Real Estate Investar - Property Investment Blog

4 Inherent Risks of Property Investing

Written by Real Estate Investar Editor | Fri, Oct 27, '17

With any type of investment comes risk and these risks can act as barriers to your investing. Your level of comfort with investment risk will usually depend on your current financial situation, age, your personal circumstances and your experience.

For example, if you are a property investor coming close to retirement, your perceptions of risk are likely to be different to those of a younger investor.

These investors may be more open to 'risky' investments and, for example, may be more likely to buy property in need of renovations in order to gain capital growth.

These are the four top inherent risks of property investing and how to avoid them:

Vacancies

One risk of owning an investment property is that the property will be vacant for an extended period. With no tenants to pay the rent, this leaves you to pay the mortgage repayments without the extra income from rent. 

This can occur for two reasons, because you or your property manager can’t find a suitable tenant for the property, or because there simply isn’t enough rental demand in the area.

While this is certainly a risk, with the right tools it can be easily mitigated. Using resources such as those in the Real Estate Investar suite of tools, you can research the vacancy rates in the suburb you are looking to invest in, as well as any changes in vacancy rates over time.

This will give you a good idea of how likely it will be that your investment property will be tenanted. 

There is of course sometimes issues with finding tenants that are suitable, but this can be more of a patience game than a lack of demand.

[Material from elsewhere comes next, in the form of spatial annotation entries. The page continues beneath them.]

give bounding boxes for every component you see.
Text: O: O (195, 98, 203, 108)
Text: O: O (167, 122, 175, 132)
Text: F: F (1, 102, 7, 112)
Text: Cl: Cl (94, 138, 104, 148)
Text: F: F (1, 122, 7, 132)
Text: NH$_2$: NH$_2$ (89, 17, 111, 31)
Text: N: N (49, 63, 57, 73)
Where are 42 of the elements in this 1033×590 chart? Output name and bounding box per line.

It is recommended that some savings are held In reserve in case of tenants unexpectedly vacating, or if it takes a few extra weeks than expected to locate a suitable tenant.

Lack of liquidity

Liquidity is the ease in which you can gain access to the money you have within an investment.

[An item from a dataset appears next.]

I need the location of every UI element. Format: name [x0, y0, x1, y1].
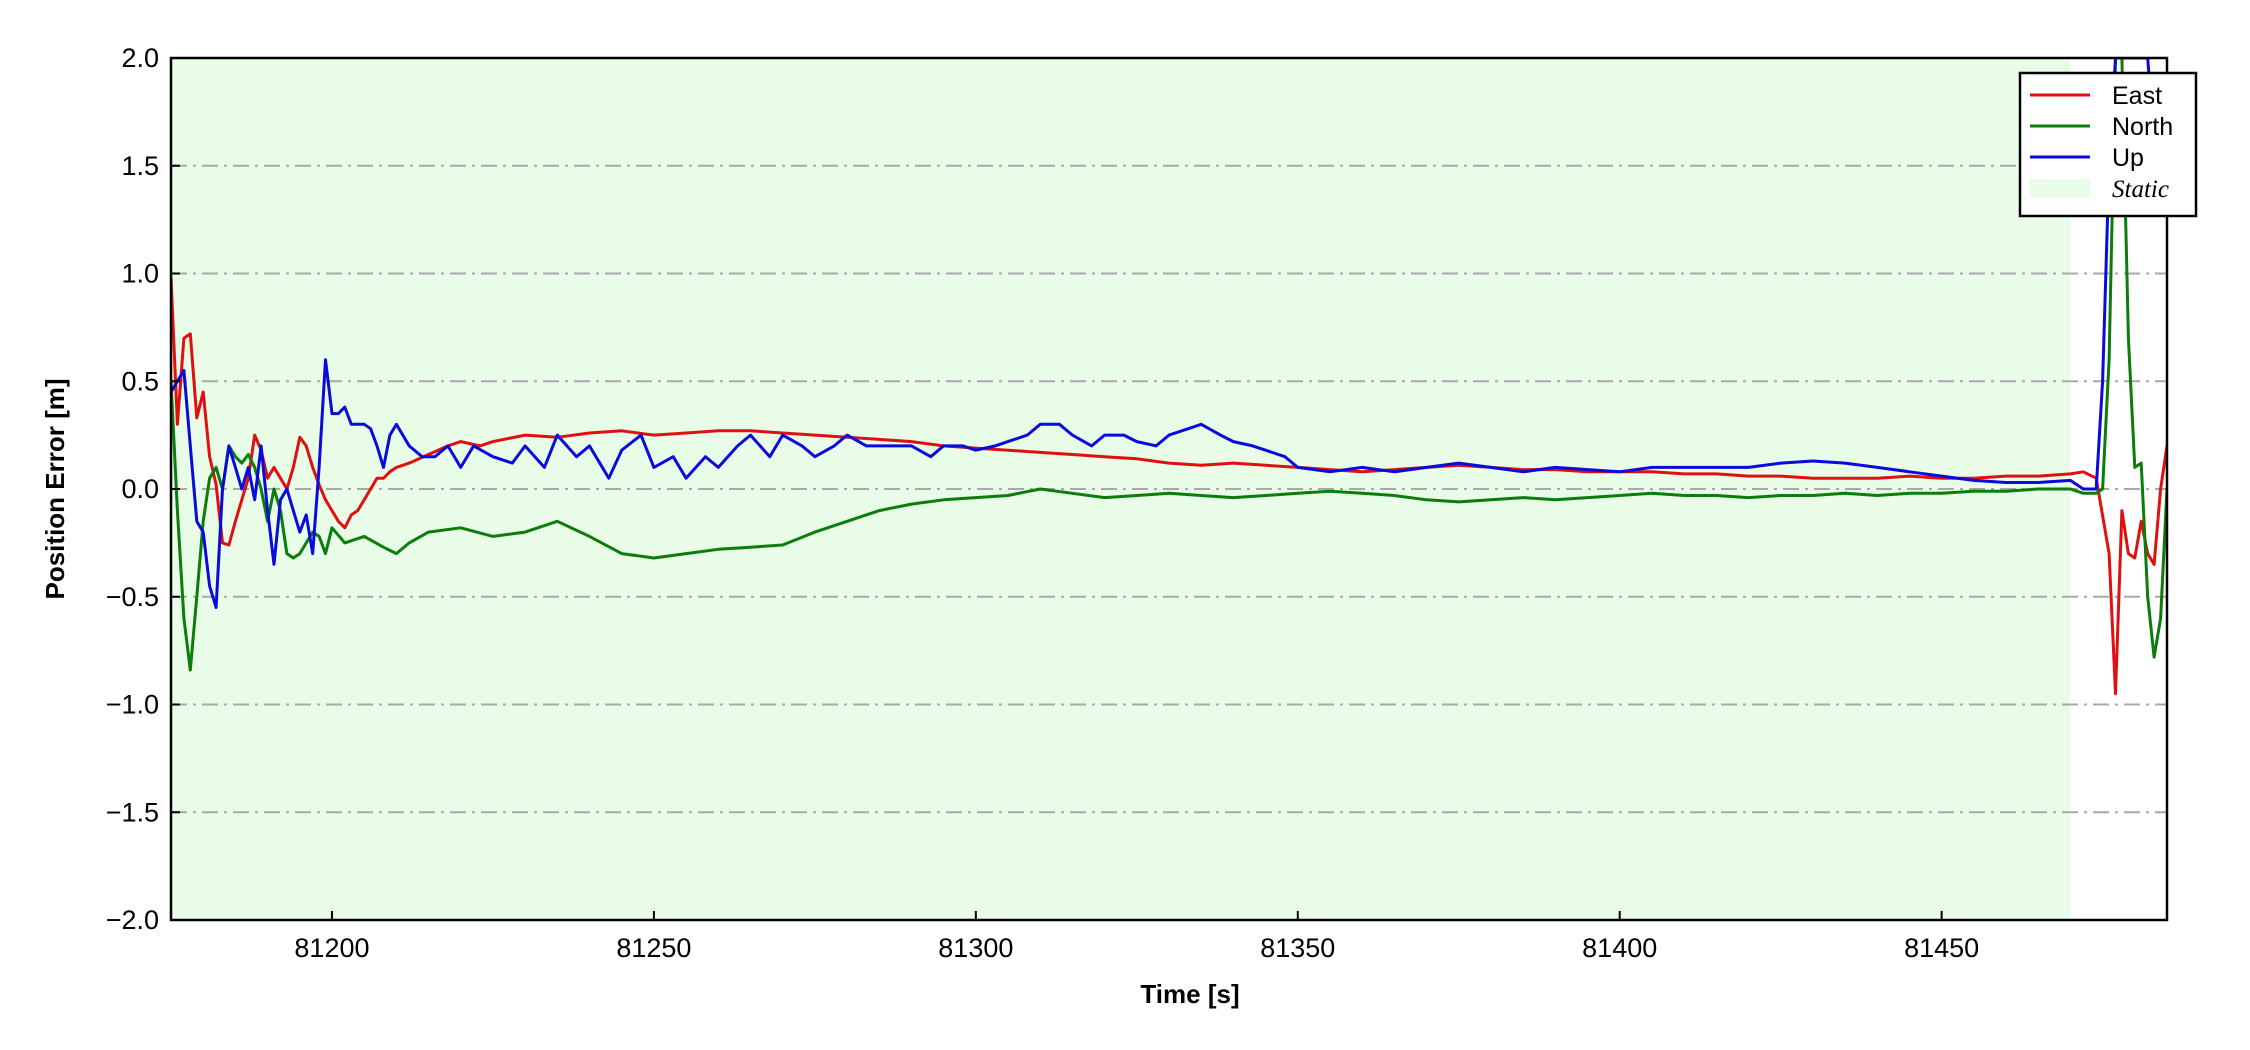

One disadvantage of real estate investments is the lack of liquidity compared to other types of investments, which can force the investor to think long-term

When contemplating which type of investment option suits you, consider your need for liquidity in funds for risk management.

Do you need access to your investment quickly if necessary? If so, real estate investment may be a risk for you, as selling a property is not a quick or simple process, and selling quickly or under pressure could result in taking a loss on your investment.

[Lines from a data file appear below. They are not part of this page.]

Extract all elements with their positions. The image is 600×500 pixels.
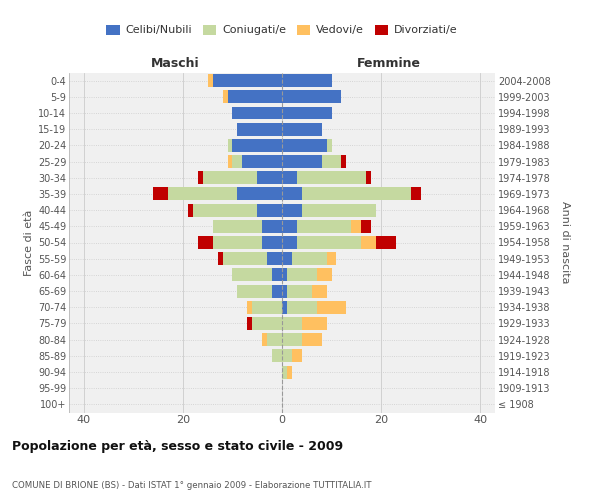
Bar: [411, 188, 421, 200]
Bar: [352, 220, 361, 233]
Bar: [212, 220, 262, 233]
Bar: [262, 333, 267, 346]
Bar: [292, 350, 302, 362]
Bar: [282, 236, 297, 249]
Bar: [272, 268, 282, 281]
Bar: [282, 284, 287, 298]
Bar: [297, 220, 352, 233]
Bar: [302, 204, 376, 216]
Bar: [287, 268, 317, 281]
Bar: [208, 74, 212, 87]
Bar: [257, 204, 282, 216]
Bar: [203, 172, 257, 184]
Bar: [361, 236, 376, 249]
Bar: [262, 236, 282, 249]
Bar: [297, 172, 366, 184]
Bar: [326, 139, 332, 152]
Bar: [282, 268, 287, 281]
Bar: [212, 74, 282, 87]
Bar: [341, 155, 346, 168]
Bar: [282, 333, 302, 346]
Bar: [272, 350, 282, 362]
Bar: [282, 350, 292, 362]
Bar: [282, 90, 341, 104]
Bar: [212, 236, 262, 249]
Bar: [282, 366, 287, 378]
Bar: [302, 317, 326, 330]
Bar: [247, 317, 252, 330]
Bar: [242, 155, 282, 168]
Y-axis label: Anni di nascita: Anni di nascita: [560, 201, 570, 283]
Bar: [232, 106, 282, 120]
Bar: [282, 204, 302, 216]
Bar: [252, 317, 282, 330]
Bar: [188, 204, 193, 216]
Bar: [238, 284, 272, 298]
Bar: [198, 172, 203, 184]
Bar: [292, 252, 326, 265]
Bar: [287, 284, 312, 298]
Legend: Celibi/Nubili, Coniugati/e, Vedovi/e, Divorziati/e: Celibi/Nubili, Coniugati/e, Vedovi/e, Di…: [102, 20, 462, 40]
Bar: [262, 220, 282, 233]
Bar: [267, 333, 282, 346]
Bar: [247, 301, 252, 314]
Bar: [267, 252, 282, 265]
Y-axis label: Fasce di età: Fasce di età: [23, 210, 34, 276]
Bar: [227, 155, 232, 168]
Bar: [223, 90, 227, 104]
Text: COMUNE DI BRIONE (BS) - Dati ISTAT 1° gennaio 2009 - Elaborazione TUTTITALIA.IT: COMUNE DI BRIONE (BS) - Dati ISTAT 1° ge…: [12, 480, 371, 490]
Bar: [376, 236, 396, 249]
Bar: [297, 236, 361, 249]
Bar: [198, 236, 212, 249]
Bar: [317, 301, 346, 314]
Bar: [282, 155, 322, 168]
Bar: [322, 155, 341, 168]
Bar: [238, 122, 282, 136]
Bar: [238, 188, 282, 200]
Bar: [272, 284, 282, 298]
Bar: [168, 188, 238, 200]
Bar: [282, 122, 322, 136]
Bar: [302, 333, 322, 346]
Bar: [326, 252, 337, 265]
Bar: [302, 188, 411, 200]
Bar: [193, 204, 257, 216]
Bar: [282, 317, 302, 330]
Bar: [282, 301, 287, 314]
Bar: [257, 172, 282, 184]
Bar: [153, 188, 168, 200]
Bar: [282, 188, 302, 200]
Text: Popolazione per età, sesso e stato civile - 2009: Popolazione per età, sesso e stato civil…: [12, 440, 343, 453]
Bar: [282, 106, 332, 120]
Bar: [227, 90, 282, 104]
Bar: [232, 268, 272, 281]
Bar: [232, 155, 242, 168]
Bar: [312, 284, 326, 298]
Bar: [223, 252, 267, 265]
Bar: [282, 252, 292, 265]
Bar: [218, 252, 223, 265]
Bar: [232, 139, 282, 152]
Bar: [282, 172, 297, 184]
Bar: [282, 220, 297, 233]
Bar: [361, 220, 371, 233]
Bar: [282, 139, 326, 152]
Text: Femmine: Femmine: [356, 57, 421, 70]
Bar: [287, 366, 292, 378]
Text: Maschi: Maschi: [151, 57, 200, 70]
Bar: [252, 301, 282, 314]
Bar: [287, 301, 317, 314]
Bar: [366, 172, 371, 184]
Bar: [227, 139, 232, 152]
Bar: [282, 74, 332, 87]
Bar: [317, 268, 332, 281]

Real estate investment forces investors to buy and hold for longer than most other types of investments, which can be a great risk management strategy for those who have not had much financial gain from other forms of investments in the past.

Damage to the property

One of the risks of investing in property is your investments vulnerability to damage. As it is a tangible asset, there is the risk that something that may happen to it at your expense, affecting its profitability. These risks include natural disasters, fire, damage by tenants and robbery or vandalism.

Thankfully, it is possible and relatively simple to protect your investment from the inside out. An insurance policy is easy to obtain and is a means of managing the risks associated with real estate investment.

You may never have to make a claim but home insurance or landlord insurance is a solid choice for both investors and homeowners and there are various types of insurance cover to suit your circumstances.

Debt gearing

Debt gearing is a serious consideration when managing the risks associated with real estate investments. Debt gearing is the difference between the debts owed on a real estate investment and the equity within the investment.

The debt to equity ratio is determined by the purchase price and borrowing amount, the more distance you place between what is owed on the property and what it’s worth, the better – this lowers the risks.

Equity is the value in your property, less what you owe the bank. If a property you own is worth $440,000 and you owe $200,000 on your mortgage, your equity is $220,000. Your debt-to-equity ratio would be 45/55, as your debt equals roughly 45 percent of your home's fair market value.

Avoiding the temptation to over borrow is another way to manage your debt gearing risks.

When securing finance for a property purchase it is important to consider how an interest rate increase would affect your ability to make mortgage repayments on the property. If this is a concern for you, a fixed rate option could be a solution to help eliminate this risk.